Federal snooping into journalists’ phone records compounds Obama administration’s woes
For an already besieged President Obama, THIS STORY could not have come along at a worse time:
The Justice Department secretly collected two months of telephone records for reporters and editors at The Associated Press, the news service disclosed Monday in an outraged letter to Attorney General Eric Holder.
The records included calls from several AP bureaus and the personal phone lines of several staffers, AP President Gary Pruitt wrote. Pruitt called the subpoenas a “massive and unprecedented intrusion” into its reporting.
“These records potentially reveal communications with confidential sources across all of the newsgathering activities undertaken by the AP during a two-month period, provide a road map to AP’s newsgathering operations and disclose information about AP’s activities and operations that the government has no conceivable right to know,” wrote Pruitt, the news agency’s CEO.
The AP reported that the government has not said why it wanted the records. But it noted that U.S. officials have said they were probing how details of a foiled bomb plot that targeted a U.S.-bound aircraft leaked in May 2012. The news agency said records from five reporters and an editor who worked on a story about the plot were among those collected, but it said none of the information the government has shared with it suggested agents listened in on any reporters’ calls.
The convergence of this controversy with several others raises the spectre of deja vu all over again, as is noted HERE:
President Barack Obama learned on Monday what can happen to presidents caught up in allegations of scandal: they have to address them instead of anything else.
It happened when the president had to interrupt his news conference with Prime Minister David Cameron of Britain to answer questions about the widening investigation into the Benghazi attacks in Libya and the Internal Revenue Service’s targeting of Tea Party and other conservative groups.
By the end of the day he was facing a third major problem when the Associated Press said the Department of Justice had secretly seized some of its reporters’ phone records last year.
It is all leading to comparisons with the second term of President Bill Clinton, in which his agenda was severely disrupted by the Monica Lewinsky scandal. Obama, unlike Clinton, has not been accused of personal misconduct.
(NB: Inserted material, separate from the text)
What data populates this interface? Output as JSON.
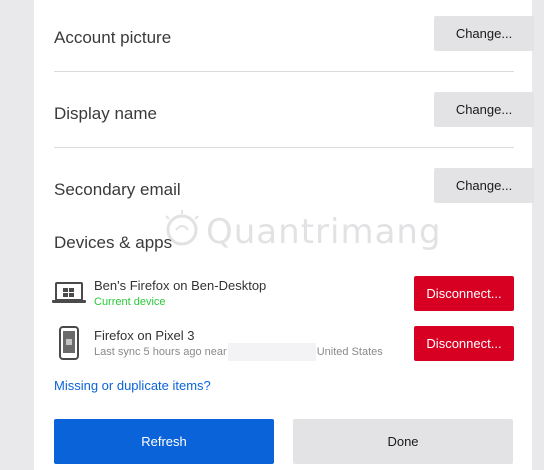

But his ability to steer the Washington “conversation” could be compromised.
“I think the IRS scandal comes at a very inopportune time for the president and the Democratic agenda,” said Sarah Binder, a George Washington University scholar of Congress.
In and of itself, the so-called Benghazi scandal, as I’ve asserted here on previous occasions, amounts to little more than Republican politicians indulging their pathological Obamaphobia.
But the IRS and Associated Press scandals are the real deal, and as such, can lend the appearance of credibility to the otherwise ridiculous GOP rhetoric about Benghazi.
All in all, then, these are tough times for Barack Obama.